Healthy Innovation?

Why should we worry about health care?

Source: Vox

Public health analysts often bemoan the fact that the US spends a lot on healthcare. Health spending accounts for 18% of GDP, while the rest of the developed world spends about 10%. But we get a lot of innovation for that spending. The US has more clinical trials than any other country. We have more patents. The US has the most Nobel laureates in physiology and medicine. Our research universities are the envy of the world. Our robust intellectual property laws mean that individuals and companies can profit from new drugs and devices.

In fact, some question whether we have too much innovation. “Me-too” drugs often take a newly approved medication and make minor modifications in order to qualify for a new patent. This can create competition and drive prices down, but it can also create confusion in the marketplace. Is the new drug better, worse, or indicated under different circumstances?

The cost of our healthcare spending is an enormous burden on American taxpayers and consumers, and there are a lot of perverse incentives.
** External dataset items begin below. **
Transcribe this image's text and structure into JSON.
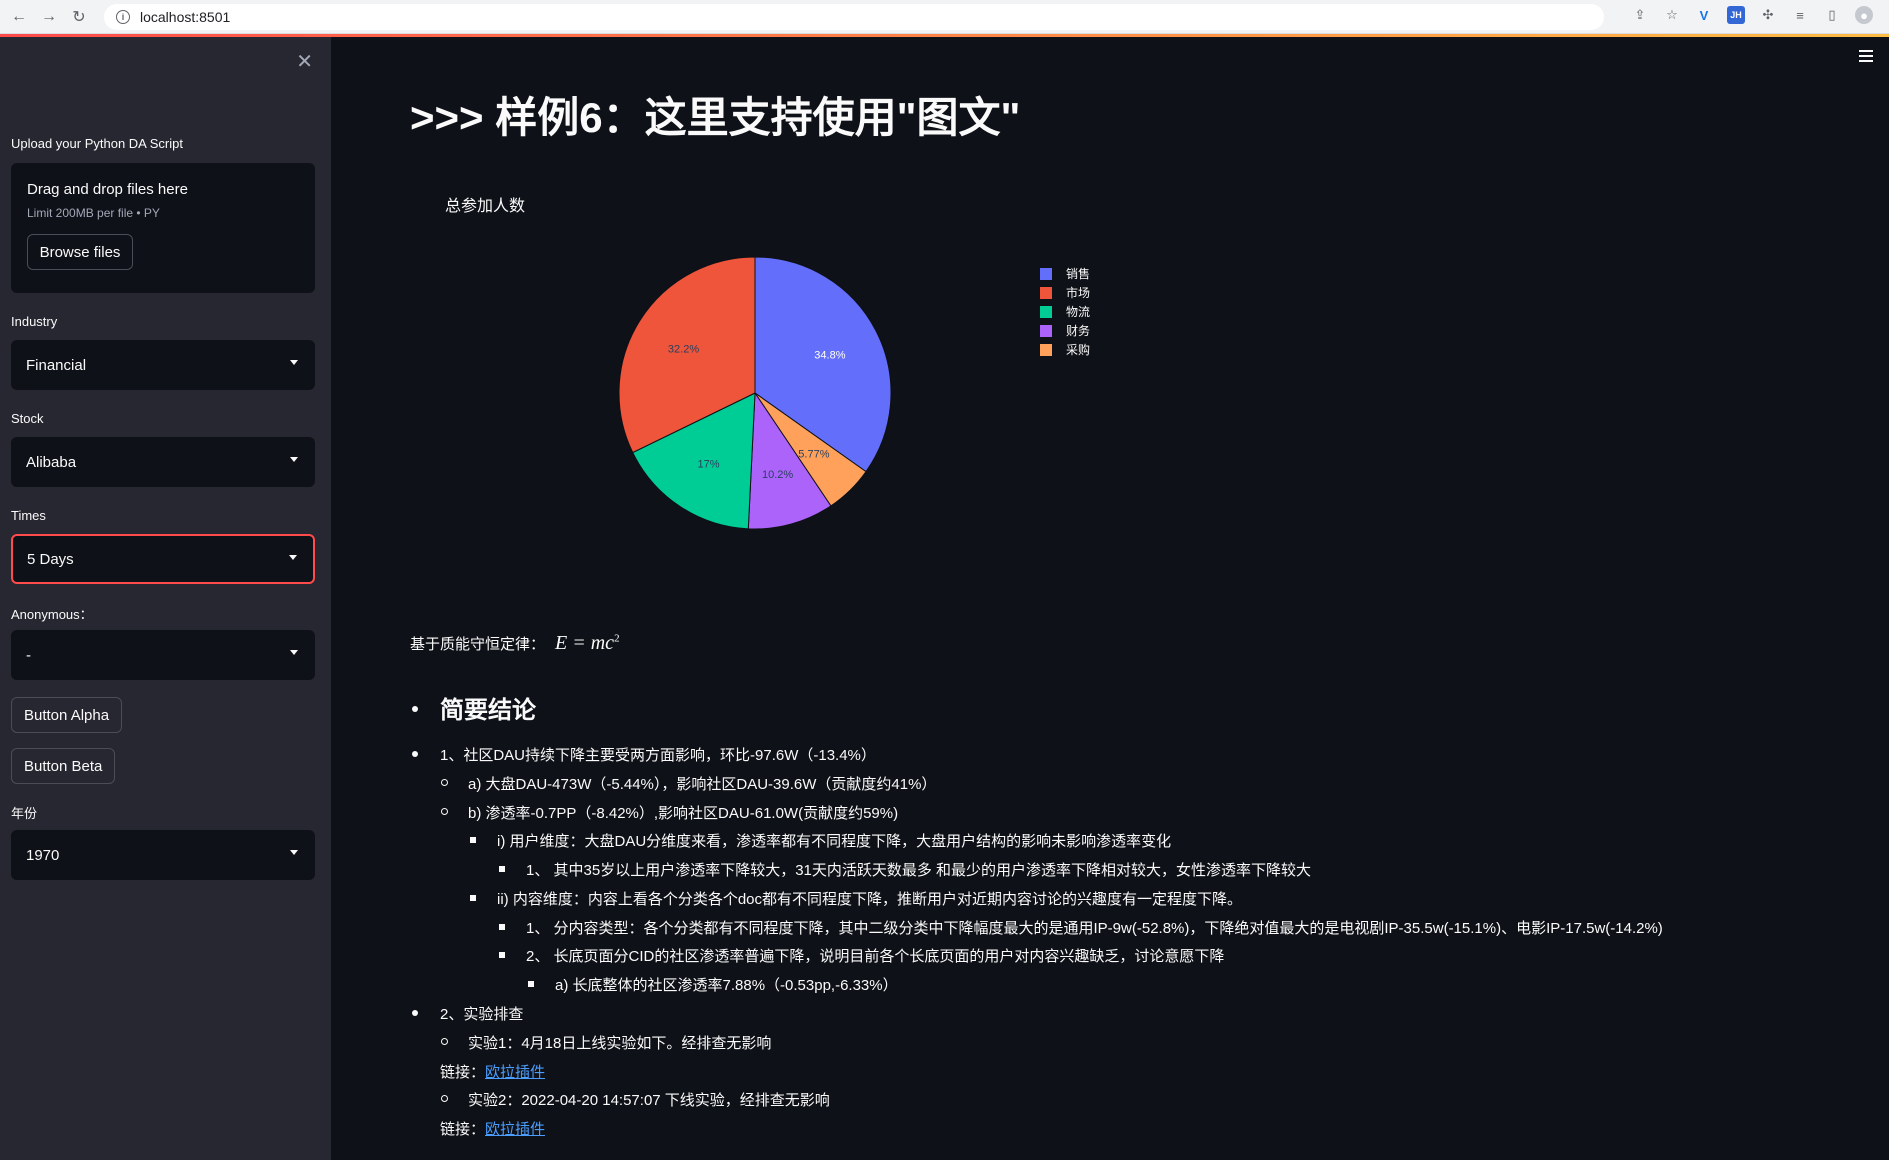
{
  "browser": {
    "url": "localhost:8501"
  },
  "sidebar": {
    "upload_label": "Upload your Python DA Script",
    "drop_title": "Drag and drop files here",
    "drop_sub": "Limit 200MB per file • PY",
    "browse_label": "Browse files",
    "industry_label": "Industry",
    "industry_value": "Financial",
    "stock_label": "Stock",
    "stock_value": "Alibaba",
    "times_label": "Times",
    "times_value": "5 Days",
    "anonymous_label": "Anonymous：",
    "anonymous_value": "-",
    "button_alpha": "Button Alpha",
    "button_beta": "Button Beta",
    "year_label": "年份",
    "year_value": "1970"
  },
  "main": {
    "title": ">>> 样例6：这里支持使用\"图文\"",
    "formula_prefix": "基于质能守恒定律：",
    "formula_text": "E = mc",
    "formula_exp": "2",
    "summary_heading": "简要结论",
    "items": {
      "l1": "1、社区DAU持续下降主要受两方面影响，环比-97.6W（-13.4%）",
      "l1a": "a) 大盘DAU-473W（-5.44%），影响社区DAU-39.6W（贡献度约41%）",
      "l1b": "b) 渗透率-0.7PP（-8.42%）,影响社区DAU-61.0W(贡献度约59%)",
      "l1bi": "i) 用户维度：大盘DAU分维度来看，渗透率都有不同程度下降，大盘用户结构的影响未影响渗透率变化",
      "l1bi1": "1、 其中35岁以上用户渗透率下降较大，31天内活跃天数最多 和最少的用户渗透率下降相对较大，女性渗透率下降较大",
      "l1bii": "ii) 内容维度：内容上看各个分类各个doc都有不同程度下降，推断用户对近期内容讨论的兴趣度有一定程度下降。",
      "l1bii1": "1、 分内容类型：各个分类都有不同程度下降，其中二级分类中下降幅度最大的是通用IP-9w(-52.8%)，下降绝对值最大的是电视剧IP-35.5w(-15.1%)、电影IP-17.5w(-14.2%)",
      "l1bii2": "2、 长底页面分CID的社区渗透率普遍下降，说明目前各个长底页面的用户对内容兴趣缺乏，讨论意愿下降",
      "l1bii2a": "a) 长底整体的社区渗透率7.88%（-0.53pp,-6.33%）",
      "l2": "2、实验排查",
      "l2a": "实验1：4月18日上线实验如下。经排查无影响",
      "link_prefix_1": "链接：",
      "link_text_1": "欧拉插件",
      "l2b": "实验2：2022-04-20 14:57:07 下线实验，经排查无影响",
      "link_prefix_2": "链接：",
      "link_text_2": "欧拉插件"
    }
  },
  "chart_data": {
    "type": "pie",
    "title": "总参加人数",
    "categories": [
      "销售",
      "市场",
      "物流",
      "财务",
      "采购"
    ],
    "values": [
      34.8,
      32.2,
      17.0,
      10.2,
      5.77
    ],
    "labels": [
      "34.8%",
      "32.2%",
      "17%",
      "10.2%",
      "5.77%"
    ],
    "colors": [
      "#636efa",
      "#ef553b",
      "#00cc96",
      "#ab63fa",
      "#ffa15a"
    ],
    "slice_order": [
      "销售",
      "采购",
      "财务",
      "物流",
      "市场"
    ],
    "legend_position": "right"
  }
}
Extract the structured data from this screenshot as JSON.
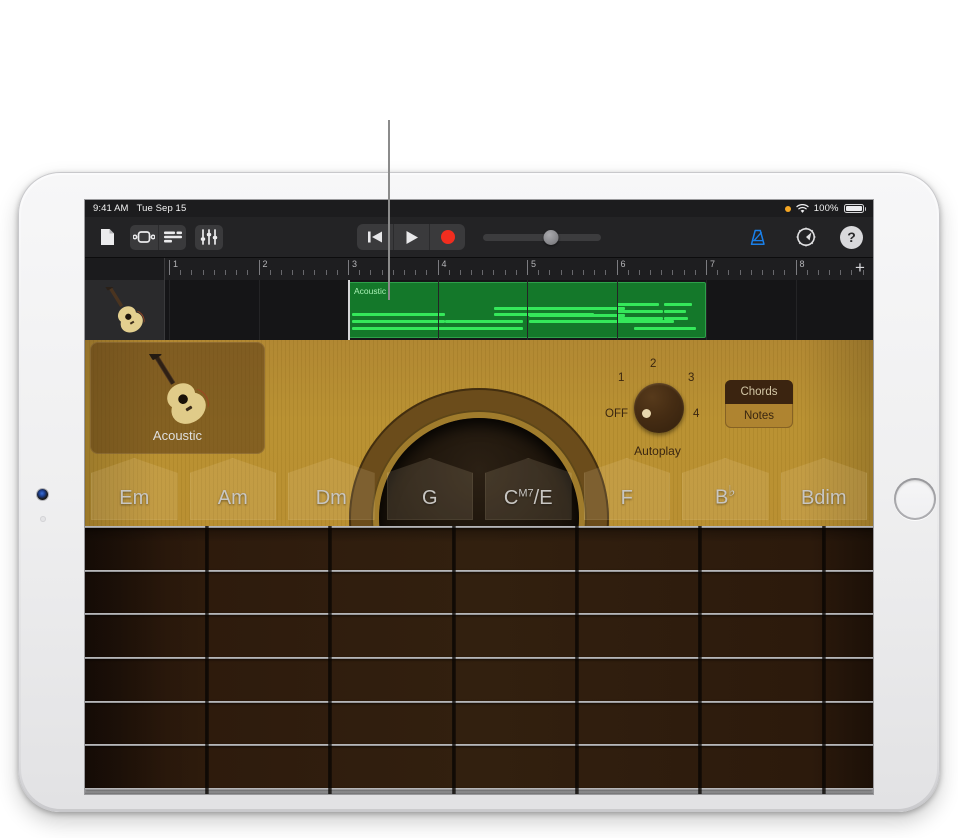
{
  "status_bar": {
    "time": "9:41 AM",
    "date": "Tue Sep 15",
    "battery_percent": "100%",
    "wifi_icon": "wifi-icon",
    "recording_dot": "orange-recording-indicator"
  },
  "toolbar": {
    "left_buttons": [
      {
        "name": "my-songs-button",
        "icon": "document-icon",
        "label": "My Songs"
      },
      {
        "name": "instrument-view-button",
        "icon": "instrument-view-icon",
        "label": "Instrument View"
      },
      {
        "name": "tracks-view-button",
        "icon": "tracks-view-icon",
        "label": "Tracks View"
      },
      {
        "name": "mixer-button",
        "icon": "mixer-sliders-icon",
        "label": "Mixer"
      }
    ],
    "transport": [
      {
        "name": "rewind-button",
        "icon": "rewind-to-start-icon",
        "label": "Go to Beginning"
      },
      {
        "name": "play-button",
        "icon": "play-triangle-icon",
        "label": "Play"
      },
      {
        "name": "record-button",
        "icon": "record-dot-icon",
        "label": "Record"
      }
    ],
    "master_volume": {
      "label": "Master Volume",
      "value_percent": 58
    },
    "right_buttons": [
      {
        "name": "metronome-button",
        "icon": "metronome-off-icon",
        "label": "Metronome",
        "state": "off",
        "color": "#1a7fe8"
      },
      {
        "name": "settings-button",
        "icon": "gear-icon",
        "label": "Song Settings"
      },
      {
        "name": "help-button",
        "icon": "question-mark-icon",
        "label": "Help"
      }
    ]
  },
  "ruler": {
    "bars": [
      "1",
      "2",
      "3",
      "4",
      "5",
      "6",
      "7",
      "8"
    ],
    "playhead_bar": "3",
    "add_button_label": "+"
  },
  "track": {
    "header_icon": "acoustic-guitar-icon",
    "region_name": "Acoustic",
    "region_color": "#14782a"
  },
  "instrument": {
    "selector_label": "Acoustic",
    "selector_icon": "acoustic-guitar-icon",
    "autoplay": {
      "caption": "Autoplay",
      "positions": [
        "OFF",
        "1",
        "2",
        "3",
        "4"
      ],
      "selected": "OFF"
    },
    "mode_switch": {
      "options": [
        "Chords",
        "Notes"
      ],
      "selected": "Chords"
    },
    "chords": [
      {
        "root": "Em",
        "sup": "",
        "suffix": ""
      },
      {
        "root": "Am",
        "sup": "",
        "suffix": ""
      },
      {
        "root": "Dm",
        "sup": "",
        "suffix": ""
      },
      {
        "root": "G",
        "sup": "",
        "suffix": ""
      },
      {
        "root": "C",
        "sup": "M7",
        "suffix": "/E"
      },
      {
        "root": "F",
        "sup": "",
        "suffix": ""
      },
      {
        "root": "B",
        "sup": "",
        "suffix": "♭"
      },
      {
        "root": "Bdim",
        "sup": "",
        "suffix": ""
      }
    ],
    "fretboard": {
      "strings": 6,
      "frets": 5
    }
  },
  "device": {
    "type": "iPad",
    "home_button": "home-button",
    "camera": "front-camera-icon"
  },
  "callout": {
    "target": "region-on-timeline"
  }
}
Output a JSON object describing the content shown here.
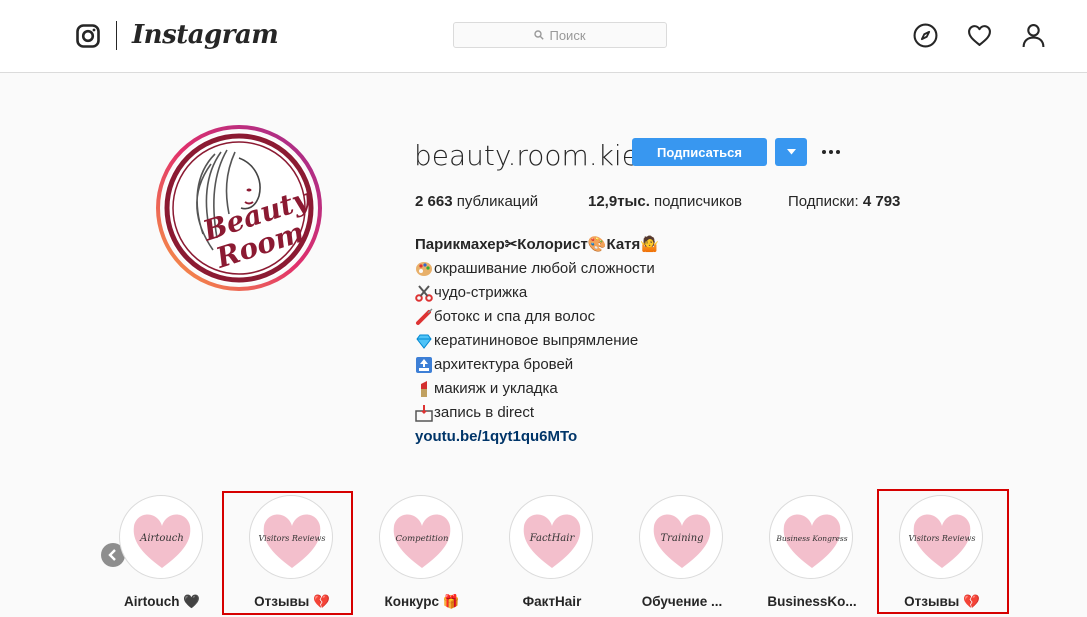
{
  "header": {
    "wordmark": "Instagram",
    "search_placeholder": "Поиск"
  },
  "profile": {
    "username": "beauty.room.kiev",
    "follow_label": "Подписаться",
    "avatar_text_line1": "Beauty",
    "avatar_text_line2": "Room",
    "stats": {
      "posts_value": "2 663",
      "posts_label": "публикаций",
      "followers_value": "12,9тыс.",
      "followers_label": "подписчиков",
      "following_label": "Подписки:",
      "following_value": "4 793"
    },
    "bio": {
      "name_line": "Парикмахер✂Колорист🎨Катя🤷",
      "lines": [
        "окрашивание любой сложности",
        "чудо-стрижка",
        "ботокс и спа для волос",
        "кератининовое выпрямление",
        "архитектура бровей",
        "макияж и укладка",
        "запись в direct"
      ],
      "link": "youtu.be/1qyt1qu6MTo"
    }
  },
  "highlights": [
    {
      "title": "Airtouch 🖤",
      "cover_text": "Airtouch"
    },
    {
      "title": "Отзывы 💔",
      "cover_text": "Visitors Reviews"
    },
    {
      "title": "Конкурс 🎁",
      "cover_text": "Competition"
    },
    {
      "title": "ФактHair",
      "cover_text": "FactHair"
    },
    {
      "title": "Обучение ...",
      "cover_text": "Training"
    },
    {
      "title": "BusinessKo...",
      "cover_text": "Business Kongress"
    },
    {
      "title": "Отзывы 💔",
      "cover_text": "Visitors Reviews"
    }
  ],
  "colors": {
    "accent": "#3897f0",
    "link": "#003569",
    "annotation": "#d60000",
    "heart": "#f2b8c6",
    "avatar_maroon": "#8b1a32"
  }
}
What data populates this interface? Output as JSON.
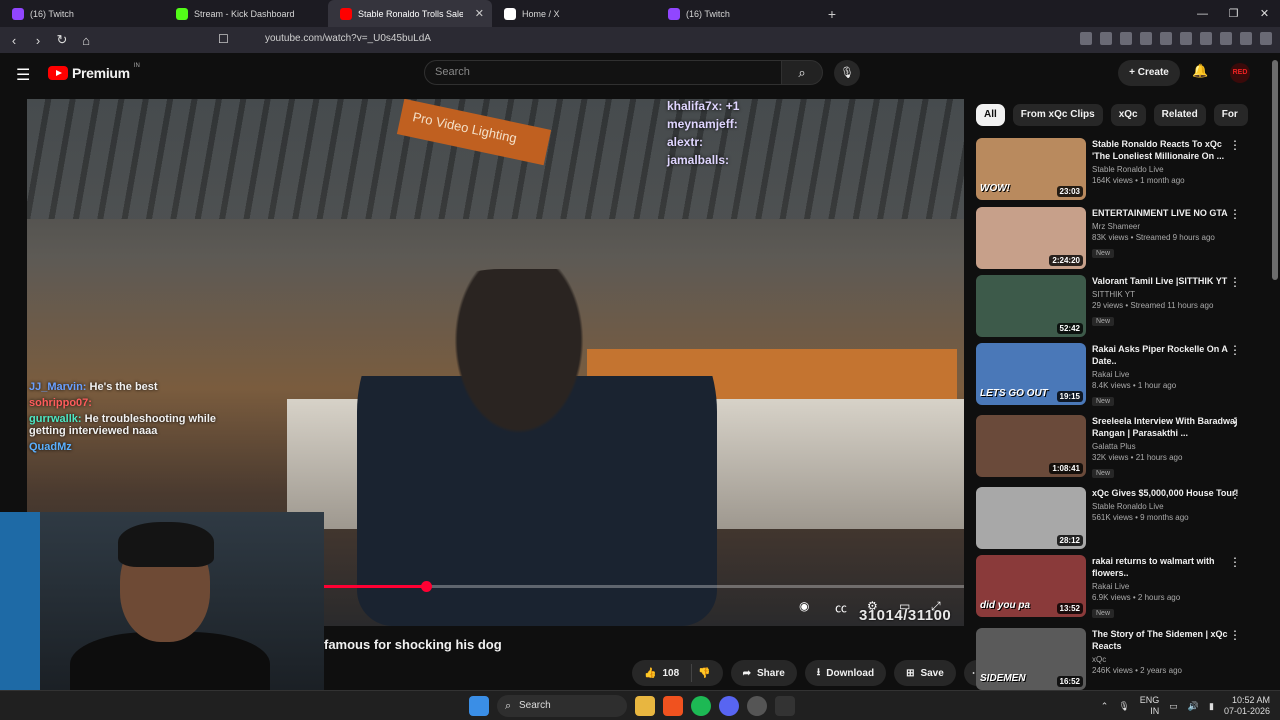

Since information can travel across borders quite easily, the US is easily the largest subsidizer of health care innovation in the world. It’s reasonable to debate whether this is fair. But that’s a different debate than whether or how to reorganize our health care system.

Source: Our World In Data

Currently, we have a hybrid health care system: partly market-based, partly public insurance, partly directly funded by the Federal Government. We allow drug-makers to set their own prices for a given product. Other countries often reject a new drug if their pharmacy boards don’t think the benefit justifies the price. That means the US sometimes gets expensive drugs that seem offer little added benefit. And the other countries can change their decision if – when the new drug is widely released – it turns out to make a big difference in health outcomes. Americans therefore end up spending way more on prescription drugs than anyone else, but we also take more new medications than anyone else.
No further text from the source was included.